March 7, Monday. Called yesterday to see Admiral Dahlgren. While there the President and Secretary of War came in with a telegram from General Butler, announcing that his son, Colonel Dahlgren, was alive and well with a force of about one hundred at King and Queen. Of course we were all gratified. The President was much affected.
To-day I have, or rather Fox, who has special charge of the matter, had, word from Olcott, the employé of the War Department, stating he had found evidence of enormous frauds by Scofield, Savage, and Raymond, and wanted the whole of them arrested, or he had them arrested. Wished a guard detailed to seize Savage’s store, etc. When Fox brought me the papers, I said to him that the whole subject had been committed to him, and I could not undertake, with my other duties, to enter upon the details of frauds by these contractors. Besides I doubted the rightfulness of seizing men and their papers and valuables on mere suspicion. Advised him to consult legal gentlemen at the War Department, Olcott being a detective assigned by the Secretary of War.

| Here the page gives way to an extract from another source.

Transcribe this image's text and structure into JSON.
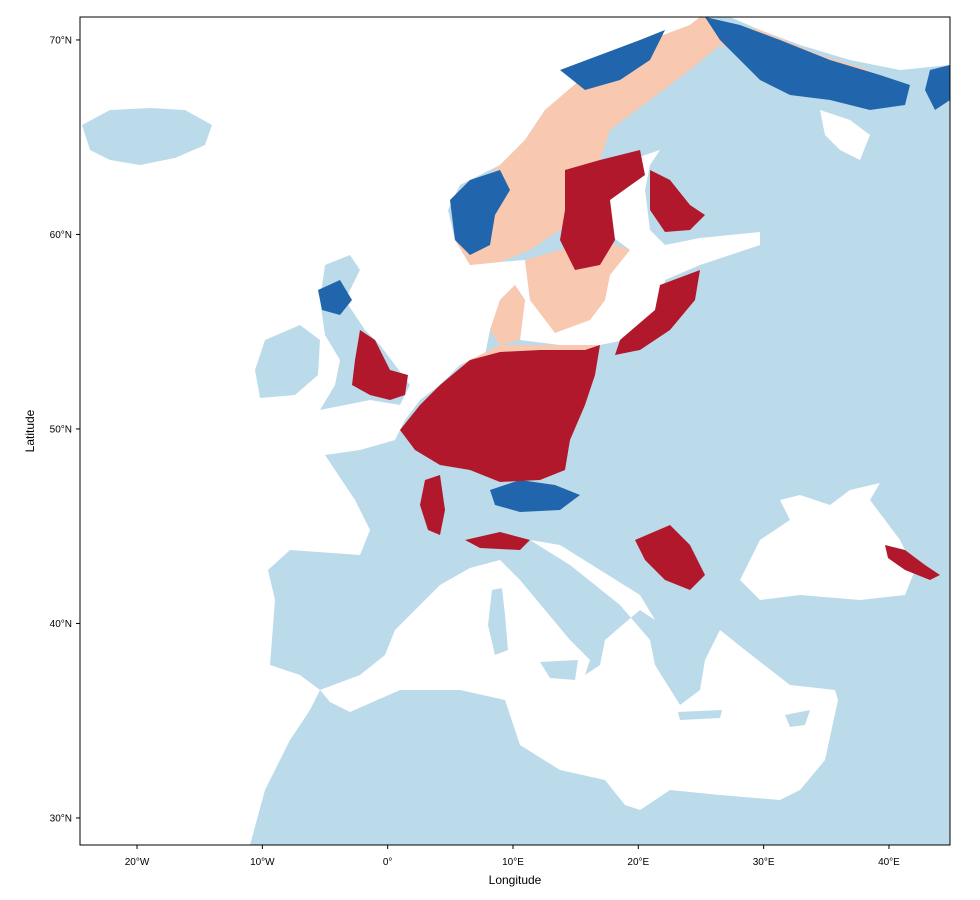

A long letter from Chase in relation to permits and trade regulations, explaining his position, and showing not only some sensitiveness but a little irritation. His letter is based on a reply to two communications made by me on the 18th ult. in regard to the Ann Hamilton and the Princeton. I think him wrong in his conclusions as regards these vessels, and also mistaken as to the course and position of others. In the matter of the embargo first, and subsequently in that of communication and traffic in the Rebel regions, he took ground with me, but failed me and slid in with the others when action became necessary. I disliked the scheme of trade regulations, but it was concluded to have them, on the permits of the Treasury, War, and Navy Departments. Soon he deputed the subject of clearances to others, and Stanton deputed authority to grant permits to his officers, and abuse and demoralization followed.